Executing Data Quality Group

You can execute a defined DQ Group Definitions along with the mapped Rules and validation checks in the Data Quality Group Summary window. This in turn creates a Batch in Operations module. You can also create and execute a DQ Group in the Batch Execution window of Operations module. When a Data Quality Group is executed for processing, the execution details can be viewed in View Data Quality Group Summary Log.

Note:

Ensure Allow Correction on DI Source checkbox is selected in the System Configuration> Configuration > Others tab if you want to do the Data Quality check and correction, simultaneously, through DCDQ Framework.
Note that the results of execution of Data Quality Rules are stored in the table DQ_RESULT_DETL_MASTER of respective METADOM Schema. During the OFSAAI installation ensure the Oracle database tablespace in which this table resides is configured to AUTOEXTEND ON. Otherwise, the DQ Rule executions might result in error due to insufficient storage space available (ORA-01653 - Unable to extend tablespace by 1024). To mitigate this error, ensure sufficient storage for the tablespace has been allocated. For a single check (DQ) on a row of data, the table DQ_RESULT_DETL_MASTER stores the results in 1 row. Thus, for 2 checks on a row, the table would store results in 2 rows and so on.
A provision to Run DQ Rules in a DQ Group in parallel is introduced. There are two parameters DQ_ENABLE_PARALLEL_EXEC and DQ_MAX_NO_OF_EXEC_THREADS added in the CONFIGURATION table. If DQ_ENABLE_PARALLEL_EXEC parameter is set to 'Y', DQ rules within the group are executed in parallel. DQ_MAX_NO_OF_EXEC_THREADS can be used to specify the number of rules which should be Run, simultaneously.
If DQ_ENABLE_PARALLEL_EXEC parameter is set to 'N' or is not present, rules within the group are executed sequentially.

Note:

'Fail if threshold breaches' flag will not be considered for parallel execution.
To execute a DQ Group in the Data Quality Group Summary window:
  1. From the Data Quality Group Summary window, select the checkbox adjacent to the required DQ Group Name.
  2. Click Run button from the Data Quality Groups tool bar. The Run button is disabled if you have selected multiple checkboxes.
    The Group Execution window is displayed.

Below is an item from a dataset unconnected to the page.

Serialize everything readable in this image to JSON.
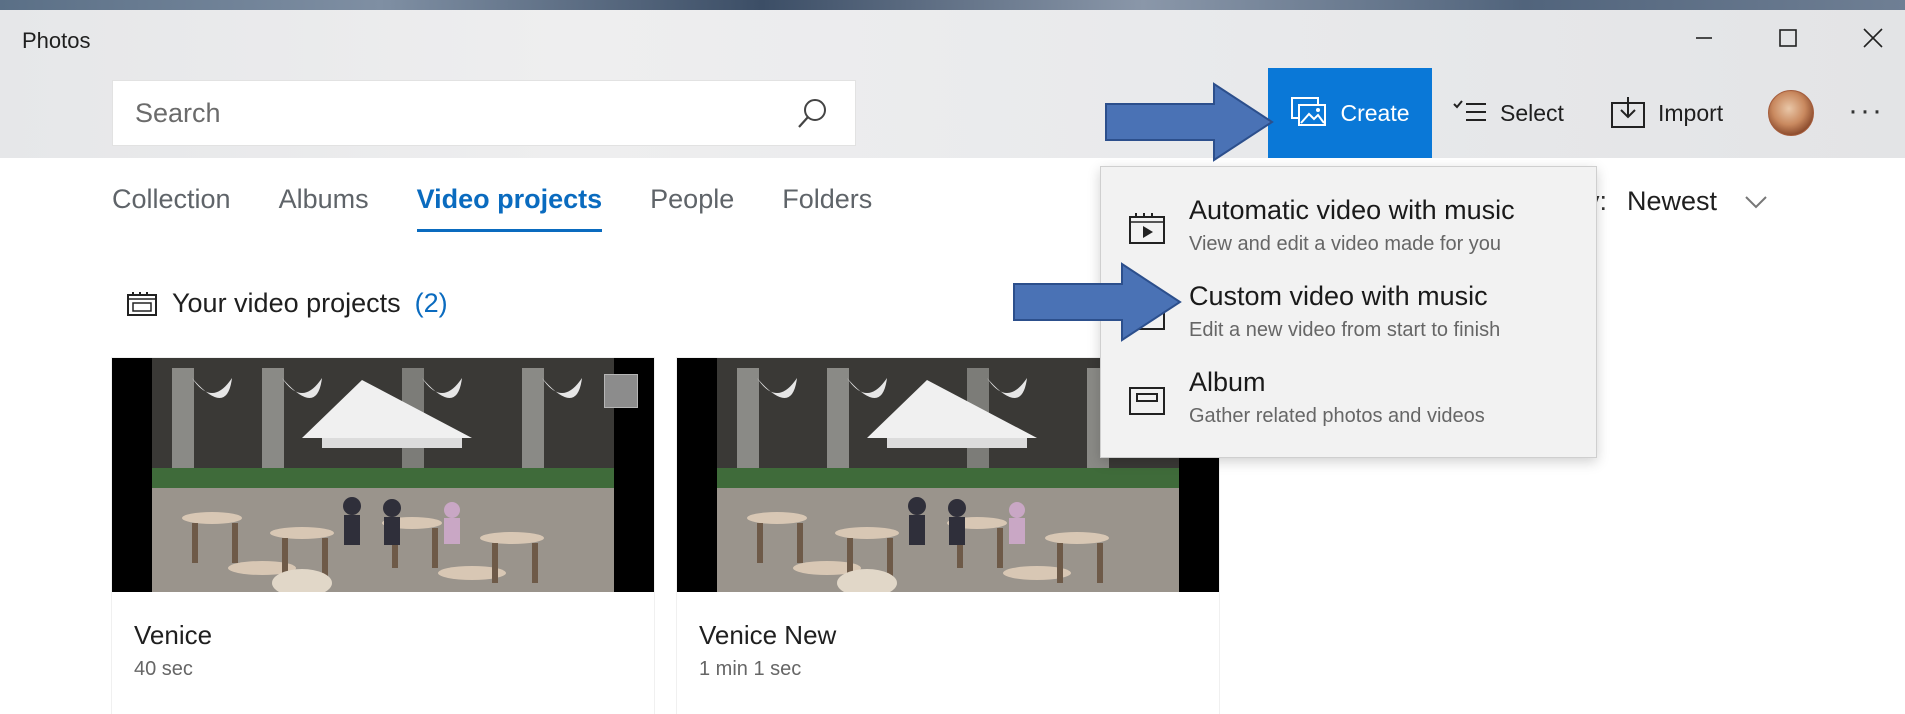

    Figure 7-48 Group Execution window


    This image displays the Group Execution window.

  3. In the Batch details section, do the following:
    • Select the MIS Date using the Calendar. MIS Date is mandatory and refers to the date with which the data for the execution would be filtered. In case the specified MIS date is not present in the target table, execution completes with the message “No Records found” in View Log window.

    Note:

    If there is an As_Of_Date column in the table, it looks for As_Of_Date matching the specified MIS Date. The DQ Batch ID is auto populated and is not editable.
    • Specify the percentage of Threshold (%) limit in numeric value. This refers to the maximum percentage of records that can be rejected in a job. If the percentage of failed records exceeds the Rejection Threshold, the job will fail. If the field is left blank, the default value is set to 100%.
    • Specify the Additional Parameters as filtering criteria for execution in the pattern Key#Data type#Value; Key#Data type#Value; and so on.
    Here the Datatype of the value should be “V” for Varchar/Char, or “D” for Date with “MM/DD/YYYY” format, or “N” for numeric data. For example, if you want to filter some specific region codes, you can specify the Additional Parameters value as $REGION_CODE#V#US;$CREATION_DATE#D#07/06/1983;$ACCOUNT_BAL#N#10000.50. You can mouse-over the Question mark icon for more information.

    Note:

    In case the Additional Parameters are not specified, the default value is taken as NULL. Except the standard place holders $MISDATE and $RUNSKEY, all additional parameters for DQ execution should be mentioned in single quotes. For example, STG_EMPLOYEE.EMP_CODE = '$EMPCODE'.
    • Select Yes or No from the Fail if Threshold Breaches drop-down list. If Yes is selected, execution of the task fails if the threshold value is breached. If No is selected, execution of the task continues.
    • For executing DQ rules on Spark, specify ‘EXECUTION_VENUE=Spark’ in the Optional Parameters field. Before execution, you should have registered a cluster from DMT Configurations > Register Cluster window with the following details:
      • Name - Enter name of the Hive information domain.
      • Description - Enter a description for the cluster.
      • Livy Service URL- Enter the Livy Service URL used to connect to Spark from OFSAA.
  4. Click Execute.
    A confirmation message is displayed and the DQ Group is scheduled for execution.
    After the DQ Group is executed, you can view the details of the execution along with the log information in the View Log window.
    For more information, see Viewing Data Quality Group Summary Log.